Confidence Intervals for Medians and Percentiles
Medians are better than means in most interpretation contexts: they’re not affected by skewed or otherwise non-normal distributions. They give a better sense of the “typical” data point. When the mean and median differ, I prefer to use the median.
One problem with using medians is that you can’t calculate a confidence interval for them the same way as you calculate one for a mean. There’s no “standard error of the median”. However, it turns out there is a way to calculate confidence intervals for them.

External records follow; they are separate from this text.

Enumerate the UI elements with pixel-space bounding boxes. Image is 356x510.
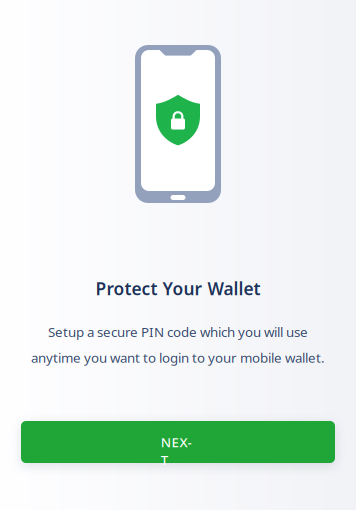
button[interactable]: NEXT [21, 421, 335, 463]
staticText: Setup a secure PIN code which you will u… [48, 323, 308, 341]
staticText: anytime you want to login to your mobile… [31, 349, 325, 366]
staticText: Protect Your Wallet [96, 277, 260, 300]
staticText: NEXT [161, 433, 195, 451]
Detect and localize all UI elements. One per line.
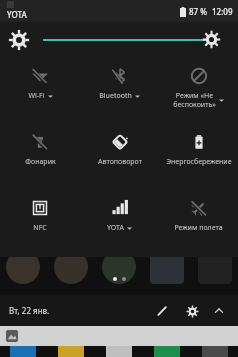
- staticText: YOTA: [7, 9, 27, 20]
- staticText: Bluetooth: [99, 91, 132, 101]
- staticText: Автоповорот: [98, 157, 142, 167]
- staticText: 87 %: [189, 6, 208, 17]
- button[interactable]: Режим полета: [159, 192, 238, 252]
- staticText: Фонарик: [25, 157, 56, 167]
- button[interactable]: Collapse: [208, 300, 230, 322]
- staticText: Режим полета: [174, 223, 223, 233]
- button[interactable]: Brightness: [0, 22, 238, 57]
- staticText: 12:09: [212, 6, 233, 17]
- staticText: NFC: [33, 223, 47, 233]
- button[interactable]: Режим «Не беспокоить»: [159, 60, 238, 120]
- button[interactable]: Автоповорот: [80, 126, 159, 186]
- button[interactable]: Bluetooth: [80, 60, 159, 120]
- staticText: Режим «Не беспокоить»: [173, 91, 216, 109]
- button[interactable]: Settings: [180, 299, 204, 323]
- button[interactable]: NFC: [0, 192, 80, 252]
- staticText: Энергосбережение: [166, 157, 232, 167]
- staticText: Вт, 22 янв.: [9, 305, 50, 316]
- staticText: Wi-Fi: [28, 91, 45, 101]
- staticText: YOTA: [107, 223, 124, 233]
- button[interactable]: Edit: [150, 299, 174, 323]
- button[interactable]: YOTA: [80, 192, 159, 252]
- button[interactable]: Wi-Fi: [0, 60, 80, 120]
- button[interactable]: Фонарик: [0, 126, 80, 186]
- button[interactable]: Энергосбережение: [159, 126, 238, 186]
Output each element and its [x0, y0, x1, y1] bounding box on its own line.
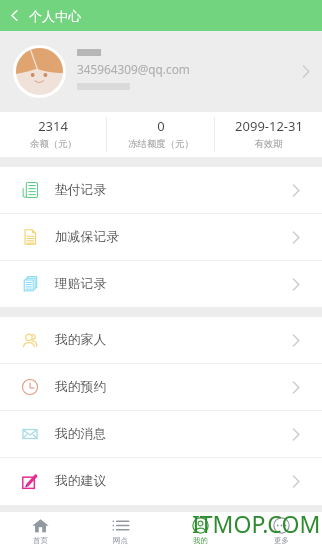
- button[interactable]: 我的消息: [0, 411, 322, 457]
- staticText: 更多: [274, 536, 289, 545]
- button[interactable]: 345964309@qq.com: [0, 31, 322, 112]
- button[interactable]: 2314: [0, 111, 106, 156]
- staticText: 余额（元）: [30, 138, 77, 150]
- button[interactable]: 我的建议: [0, 458, 322, 504]
- staticText: 我的家人: [55, 332, 107, 348]
- button[interactable]: 我的预约: [0, 364, 322, 410]
- button[interactable]: 垫付记录: [0, 167, 322, 213]
- staticText: 网点: [113, 536, 128, 545]
- button[interactable]: 网点: [80, 512, 160, 550]
- staticText: 首页: [33, 536, 48, 545]
- staticText: 我的预约: [55, 379, 107, 395]
- staticText: 2099-12-31: [235, 117, 303, 135]
- button[interactable]: 我的: [160, 512, 241, 550]
- staticText: 加减保记录: [55, 229, 119, 245]
- button[interactable]: 首页: [0, 512, 80, 550]
- staticText: 我的建议: [55, 473, 107, 489]
- staticText: 我的: [193, 536, 208, 545]
- staticText: 有效期: [254, 138, 283, 150]
- button[interactable]: 加减保记录: [0, 214, 322, 260]
- button[interactable]: 0: [107, 111, 214, 156]
- button[interactable]: 2099-12-31: [215, 111, 322, 156]
- staticText: 2314: [38, 117, 68, 135]
- staticText: 345964309@qq.com: [77, 61, 190, 77]
- staticText: 垫付记录: [55, 182, 107, 198]
- staticText: 我的消息: [55, 426, 107, 442]
- button[interactable]: Back: [0, 0, 28, 31]
- staticText: ITMOP.COM: [192, 508, 321, 539]
- staticText: 冻结额度（元）: [128, 138, 194, 150]
- staticText: 0: [157, 117, 165, 135]
- staticText: 个人中心: [29, 8, 81, 24]
- button[interactable]: 我的家人: [0, 317, 322, 363]
- button[interactable]: 理赔记录: [0, 261, 322, 307]
- staticText: 理赔记录: [55, 276, 107, 292]
- button[interactable]: 更多: [241, 512, 322, 550]
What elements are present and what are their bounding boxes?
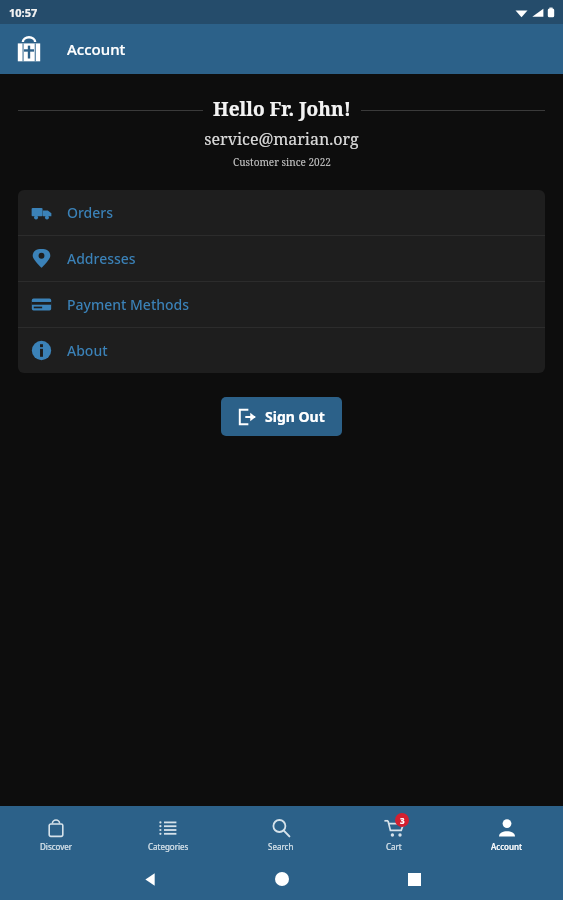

Let’s be clear about the context. When we calculate a confidence interval for a mean, we’re saying that our data is a sample from some population and that the confidence interval is related to this population mean. Similarly, when we calculate a confidence interval for a median, we’re saying our data is a sample. When there’s a ton of data, a point estimate tells a reasonable story about the population, but when there’s less data, knowing how accurate your estimate is can be important.
I found a nifty bit of math explaining how to calculate them here. I wrote a little R code to implement it here. You can see it here with source for the Shiny app here. Note that you’ll need a test file; here is a small one.
FunFact: The same algorithm allows you to generate a confidence interval for percentages other than the 50th (the median). The code I wrote lets you set the percentile and the desired confidence level.
If you find this useful, let me know!
Just sent this to a former colleague who needs to rely on this for his work. He told me he will compare this to the version I wrote of this in Visual Basic before I caught your blog post to compare. Am looking forward to finding out if the results are similar.